Я уже раз убегал из дому. И про меня объявление наш окружной еженедельник напечатал. За материны денежки. Она его поместила. Вот какое: «Сын, мы за тобой гоняемся не почему-нибудь, а потому, что хотим тебя найти». В тот раз я воротился домой.

Теперь-то у меня никого не осталось.

А жарища — ни приведи Господь. И то ли еще будет в августе.

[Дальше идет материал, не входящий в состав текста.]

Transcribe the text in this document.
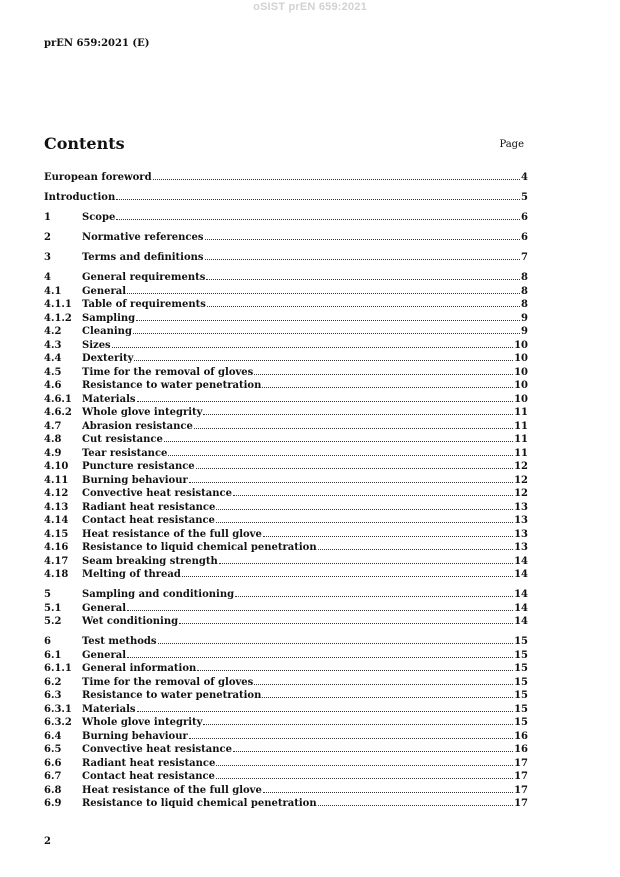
oSIST prEN 659:2021
prEN 659:2021 (E)
Contents	Page
European foreword	4
Introduction	5
1	Scope	6
2	Normative references	6
3	Terms and definitions	7
4	General requirements	8
4.1	General	8
4.1.1	Table of requirements	8
4.1.2	Sampling	9
4.2	Cleaning	9
4.3	Sizes	10
4.4	Dexterity	10
4.5	Time for the removal of gloves	10
4.6	Resistance to water penetration	10
4.6.1	Materials	10
4.6.2	Whole glove integrity	11
4.7	Abrasion resistance	11
4.8	Cut resistance	11
4.9	Tear resistance	11
4.10	Puncture resistance	12
4.11	Burning behaviour	12
4.12	Convective heat resistance	12
4.13	Radiant heat resistance	13
4.14	Contact heat resistance	13
4.15	Heat resistance of the full glove	13
4.16	Resistance to liquid chemical penetration	13
4.17	Seam breaking strength	14
4.18	Melting of thread	14
5	Sampling and conditioning	14
5.1	General	14
5.2	Wet conditioning	14
6	Test methods	15
6.1	General	15
6.1.1	General information	15
6.2	Time for the removal of gloves	15
6.3	Resistance to water penetration	15
6.3.1	Materials	15
6.3.2	Whole glove integrity	15
6.4	Burning behaviour	16
6.5	Convective heat resistance	16
6.6	Radiant heat resistance	17
6.7	Contact heat resistance	17
6.8	Heat resistance of the full glove	17
6.9	Resistance to liquid chemical penetration	17
2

Пусть так, зато я видел, как он упал. Один я, и этого у меня не отобрать. И вот снял я с гвоздя мою старую гитару. Она у меня с незапамятных времен, и ее я никогда не оставлял, не забывал, не терял, а если и закладывал, так всегда выкупал и не отдавал никому, уселся в кресло, дома ни души, я один, и заиграл, запел тихонько. Тихо-тихо. Все тише и тише. И затих.


Перевод Л. Беспаловой

Предвестники

В субботу вечером, около одиннадцати, доктор снова остановил машину у кабинета, в котором вел прием. Он с недавнего времени завел привычку играть по субботам в клубе в бридж, но сегодня за ним три раза присылали больные, и сейчас он только что вернулся от мисс Маршии Поуп. Прикованная к постели, она не верила ни в какие лекарства, и особенно в транквилизаторы; каждое утро перед завтраком у нее случался приступ, иногда приступ неизвестно по каким причинам повторялся в субботу вечером, но память ее не пострадала, она развлекалась тем, что страницами читала наизусть Шекспира, «Arma virumque cano»[21] и других классиков. Чем пламенней мисс Маршия Поуп декламировала, тем более младенческим становилось ее древнее лицо — морщины исчезали без следа.

— Надеюсь, теперь она будет спать без снотворных, — сказал он компаньонке, которая спокойно сидела в кресле-качалке.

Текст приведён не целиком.